At the same time, superfast growth in emerging markets is moderating. Some countries are tapping the brakes in a calculated effort to temper inflation and dampen speculation in real estate and other assets. In China, for example, where inflation hit 6.5% (annualized) in July, officials have upped the minimum requirements for bank reserves 12 times since 2010. Similarly, South Korea tightened rules on stock trading and raised interest rates earlier this year. And in April, Brazil imposed a 3% tax on bank lending.

Governments are also cinching in public spending, hewing to budgets that are more austere. Brazil intends to trim $32 billion from its government spending — about 5%. India aims to cut its budget deficit to 4.6% of its GDP, which is less than half the expected U.S. rate. The lackluster U.S. and European economies will also sap demand for imports, cutting into emerging economies’ foreign sales. In July, factory growth in China, for example, contracted for the first time in a year.

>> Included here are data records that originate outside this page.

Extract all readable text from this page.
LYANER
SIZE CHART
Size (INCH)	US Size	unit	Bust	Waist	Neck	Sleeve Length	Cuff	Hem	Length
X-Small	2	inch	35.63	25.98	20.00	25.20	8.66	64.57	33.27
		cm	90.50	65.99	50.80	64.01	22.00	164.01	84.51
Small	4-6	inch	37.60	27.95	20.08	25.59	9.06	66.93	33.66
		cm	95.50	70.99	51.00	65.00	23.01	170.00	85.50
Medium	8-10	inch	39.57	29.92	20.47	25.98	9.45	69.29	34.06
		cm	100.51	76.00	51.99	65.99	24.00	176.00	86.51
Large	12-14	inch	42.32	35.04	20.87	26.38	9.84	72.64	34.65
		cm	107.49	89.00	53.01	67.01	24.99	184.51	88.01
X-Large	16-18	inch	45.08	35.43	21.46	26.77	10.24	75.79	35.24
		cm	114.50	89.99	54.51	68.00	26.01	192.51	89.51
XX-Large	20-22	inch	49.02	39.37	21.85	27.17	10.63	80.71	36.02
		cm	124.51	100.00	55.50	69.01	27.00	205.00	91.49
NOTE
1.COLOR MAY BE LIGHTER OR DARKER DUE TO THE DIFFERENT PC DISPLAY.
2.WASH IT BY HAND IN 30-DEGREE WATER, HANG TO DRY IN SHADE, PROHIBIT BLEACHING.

A slowdown in emerging economies is particularly critical, because those nations have been the engine of global gains since the 2008 financial crisis laid low the world’s richer nations. Developing countries will provide about two–fifths of the upward impetus in 2011. In contrast, that group accounted for just one-fifth of world growth a generation ago.

Figure overall world economic growth will slow to about 3.8% this year — down from 5% last year and half a percentage point lower than expected earlier in 2011. That relaxed pace will bite into American exports. Based on the U.S. share of global exports, the slowdown means a loss of about $27 billion from GDP this year. With only a 2% gain in U.S. GDP likely, the loss of that output will be felt.

Still, barring yet another storm, we continue to expect the U.S. to avoid recession.